Jogado em um canto, seu rosto envelhecido como sempre não tinha semblante, portanto, nenhuma expressão. Ela estava toda em seus olhos, ou melhor, em seu único olho ,o esquerdo. Não tinha boca e seu nariz era uma excrescência em sua face.
Olhava para o lugar em que deveriam estar suas pernas , ainda as sentia  ; como se não tivessem sido brutalmente arrancadas pelo tão temido Criador.
E o Autômato era apenas uma de suas muitas criaturas que habitavam aquele ambiente estranho.
Tudo ali naquela construção era de mármore e granito , sem qualquer acabamento. Pequenas fendas muito altas e estreitas deixavam entrar algum ar , mas quase nenhuma luz.
Não havia dia nem noite , o ambiente era sempre o mesmo , naquele gigantesco labirinto. E as paredes continham gavetas imensas, arranjadas tais como um mausoléu.
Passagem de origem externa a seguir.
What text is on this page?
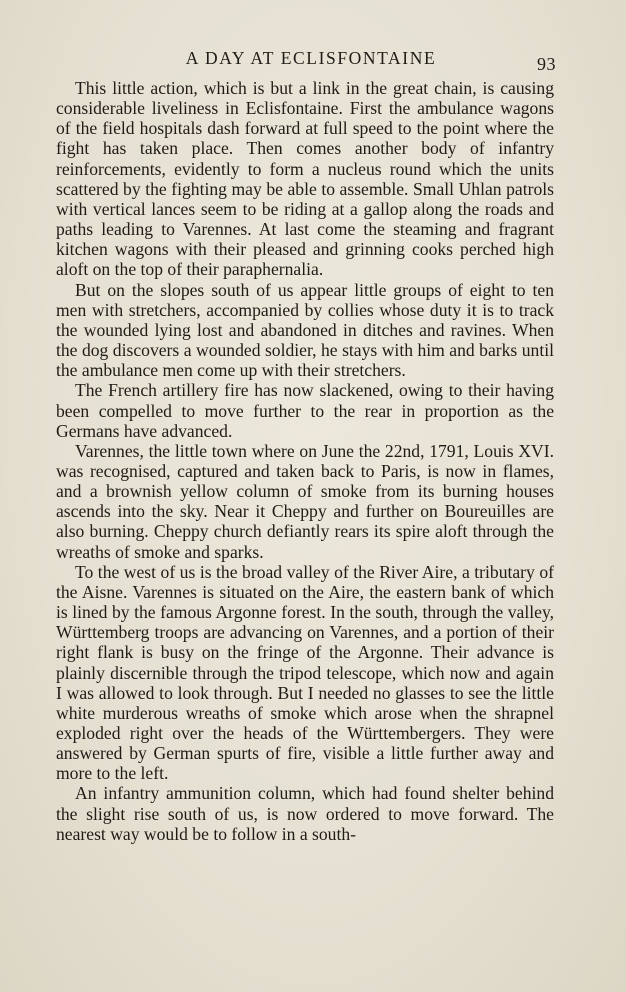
A DAY AT ECLISFONTAINE	93

This little action, which is but a link in the great chain, is causing considerable liveliness in Eclisfontaine. First the ambulance wagons of the field hospitals dash forward at full speed to the point where the fight has taken place. Then comes another body of infantry reinforcements, evidently to form a nucleus round which the units scattered by the fighting may be able to assemble. Small Uhlan patrols with vertical lances seem to be riding at a gallop along the roads and paths leading to Varennes. At last come the steaming and fragrant kitchen wagons with their pleased and grinning cooks perched high aloft on the top of their paraphernalia.

But on the slopes south of us appear little groups of eight to ten men with stretchers, accompanied by collies whose duty it is to track the wounded lying lost and abandoned in ditches and ravines. When the dog discovers a wounded soldier, he stays with him and barks until the ambulance men come up with their stretchers.

The French artillery fire has now slackened, owing to their having been compelled to move further to the rear in proportion as the Germans have advanced.

Varennes, the little town where on June the 22nd, 1791, Louis XVI. was recognised, captured and taken back to Paris, is now in flames, and a brownish yellow column of smoke from its burning houses ascends into the sky. Near it Cheppy and further on Boureuilles are also burning. Cheppy church defiantly rears its spire aloft through the wreaths of smoke and sparks.

To the west of us is the broad valley of the River Aire, a tributary of the Aisne. Varennes is situated on the Aire, the eastern bank of which is lined by the famous Argonne forest. In the south, through the valley, Württemberg troops are advancing on Varennes, and a portion of their right flank is busy on the fringe of the Argonne. Their advance is plainly discernible through the tripod telescope, which now and again I was allowed to look through. But I needed no glasses to see the little white murderous wreaths of smoke which arose when the shrapnel exploded right over the heads of the Württembergers. They were answered by German spurts of fire, visible a little further away and more to the left.

An infantry ammunition column, which had found shelter behind the slight rise south of us, is now ordered to move forward. The nearest way would be to follow in a south-
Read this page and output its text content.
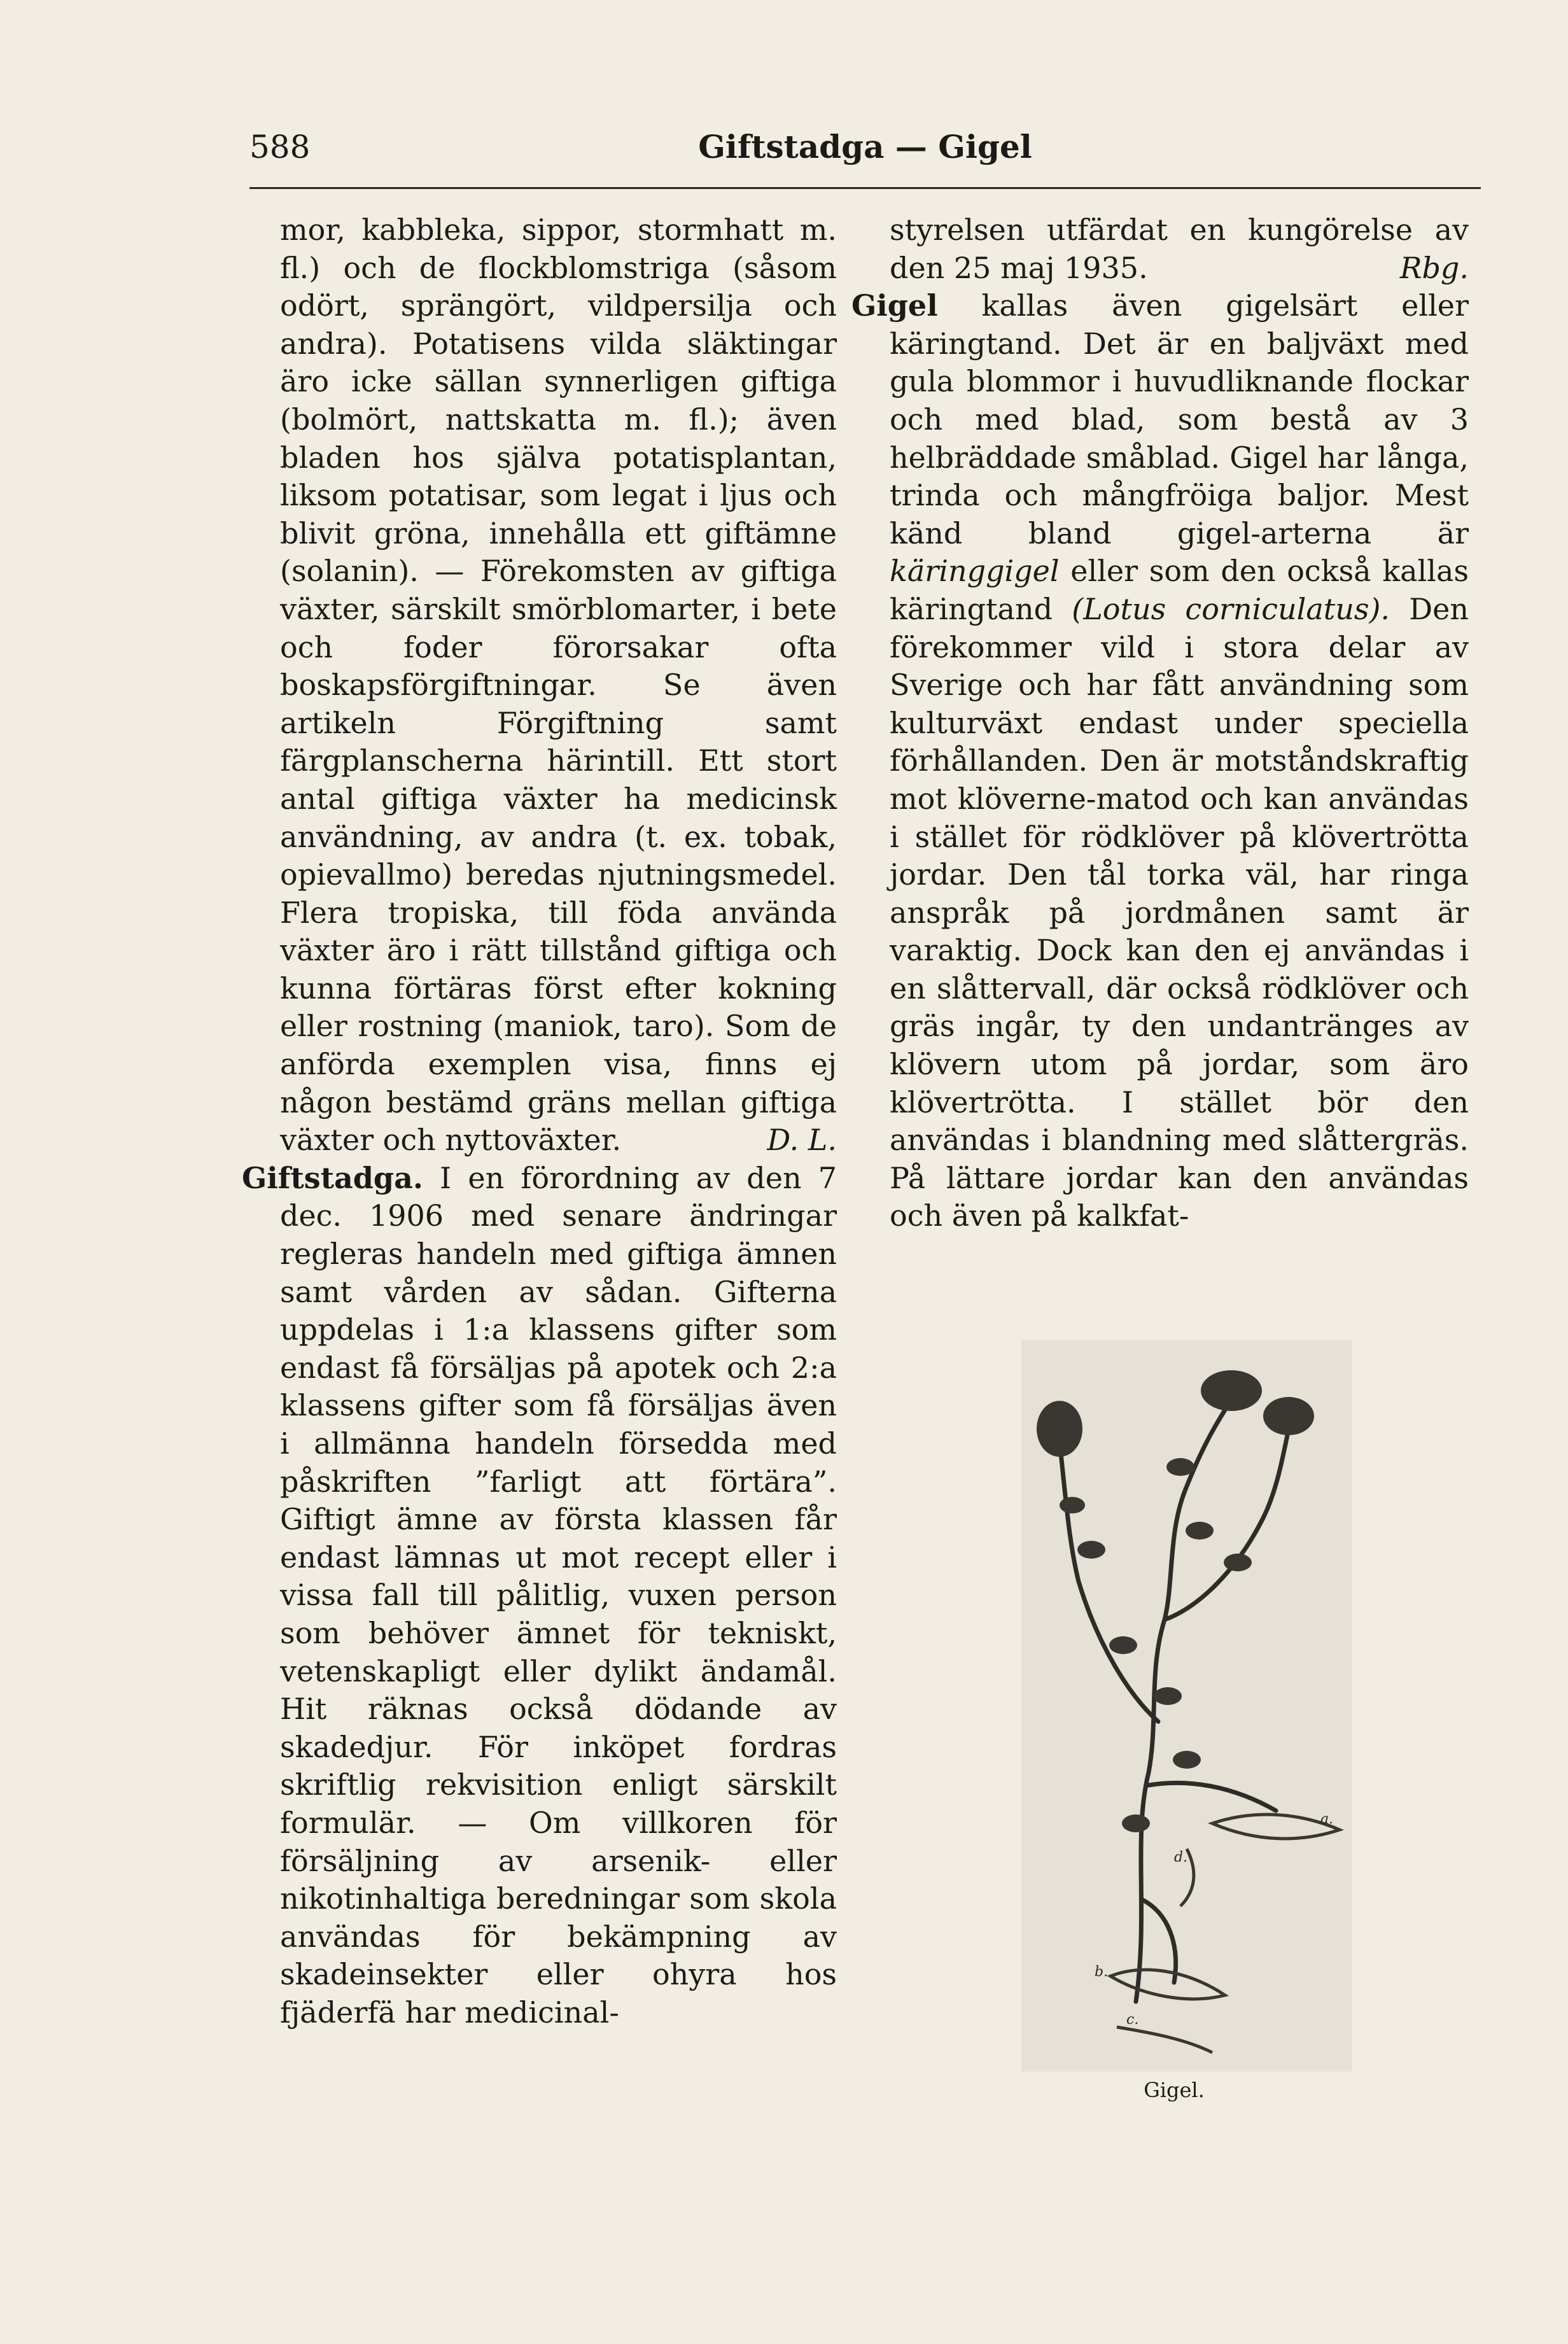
588	Giftstadga — Gigel

mor, kabbleka, sippor, stormhatt m. fl.) och de flockblomstriga (såsom odört, sprängört, vildpersilja och andra). Potatisens vilda släktingar äro icke sällan synnerligen giftiga (bolmört, nattskatta m. fl.); även bladen hos själva potatisplantan, liksom potatisar, som legat i ljus och blivit gröna, innehålla ett giftämne (solanin). — Förekomsten av giftiga växter, särskilt smörblomarter, i bete och foder förorsakar ofta boskapsförgiftningar. Se även artikeln Förgiftning samt färgplanscherna härintill. Ett stort antal giftiga växter ha medicinsk användning, av andra (t. ex. tobak, opievallmo) beredas njutningsmedel. Flera tropiska, till föda använda växter äro i rätt tillstånd giftiga och kunna förtäras först efter kokning eller rostning (maniok, taro). Som de anförda exemplen visa, finns ej någon bestämd gräns mellan giftiga växter och nyttoväxter.	D. L.

Giftstadga. I en förordning av den 7 dec. 1906 med senare ändringar regleras handeln med giftiga ämnen samt vården av sådan. Gifterna uppdelas i 1:a klassens gifter som endast få försäljas på apotek och 2:a klassens gifter som få försäljas även i allmänna handeln försedda med påskriften ”farligt att förtära”. Giftigt ämne av första klassen får endast lämnas ut mot recept eller i vissa fall till pålitlig, vuxen person som behöver ämnet för tekniskt, vetenskapligt eller dylikt ändamål. Hit räknas också dödande av skadedjur. För inköpet fordras skriftlig rekvisition enligt särskilt formulär. — Om villkoren för försäljning av arsenik- eller nikotinhaltiga beredningar som skola användas för bekämpning av skadeinsekter eller ohyra hos fjäderfä har medicinal-

styrelsen utfärdat en kungörelse av den 25 maj 1935.	Rbg.

Gigel kallas även gigelsärt eller käringtand. Det är en baljväxt med gula blommor i huvudliknande flockar och med blad, som bestå av 3 helbräddade småblad. Gigel har långa, trinda och mångfröiga baljor. Mest känd bland gigel-arterna är käringgigel eller som den också kallas käringtand (Lotus corniculatus). Den förekommer vild i stora delar av Sverige och har fått användning som kulturväxt endast under speciella förhållanden. Den är motståndskraftig mot klöverne-matod och kan användas i stället för rödklöver på klövertrötta jordar. Den tål torka väl, har ringa anspråk på jordmånen samt är varaktig. Dock kan den ej användas i en slåttervall, där också rödklöver och gräs ingår, ty den undantränges av klövern utom på jordar, som äro klövertrötta. I stället bör den användas i blandning med slåttergräs. På lättare jordar kan den användas och även på kalkfat-

a.
b.
c.
d.
Gigel.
O frio imperava pela penumbra.
Auto , o autômato , esperava ‘a uma eternidade pelo Criador.
Teve suas pernas amputadas , ignorando a razão deste ato.
Nunca se podia prever quando seria a nova visita do Criador, nunca foi visitado com regularidade por seu amo , inclusive Auto podia esperar qualquer coisa dele.
Mas ele não esperava. Sua mente era vazia. Parecia existir por existir, tamanha sua apatia e alienação. Mas sentia profundo medo quando ele chegava, a visita poderia ser boa ou ruim , geralmente ruim. Podia , naquele silencio dominante, ouvir outras gavetas sendo abertas de vez em quando , sentindo o pavor e a dor das outras criaturas , que também eram tão silenciosas quanto ele, mas dentro de sua cabeça mecânica , pareciam serem sentidas como gritos terríveis de agonia , causando - lhe dor também. Era quando seu único olho girava em torno de seu próprio eixo, passando ‘a ver dentro de si mesmo. E seja lá o que visse, o apavorava mais ainda.
Não se sentia só , sequer sabia portanto o que viria ‘a ser solidão. Ele não tinha consciência de que sentia , suas emoções passavam por ele, sem que ele soubesse o que eram - não era tranqüilo, era apático mesmo.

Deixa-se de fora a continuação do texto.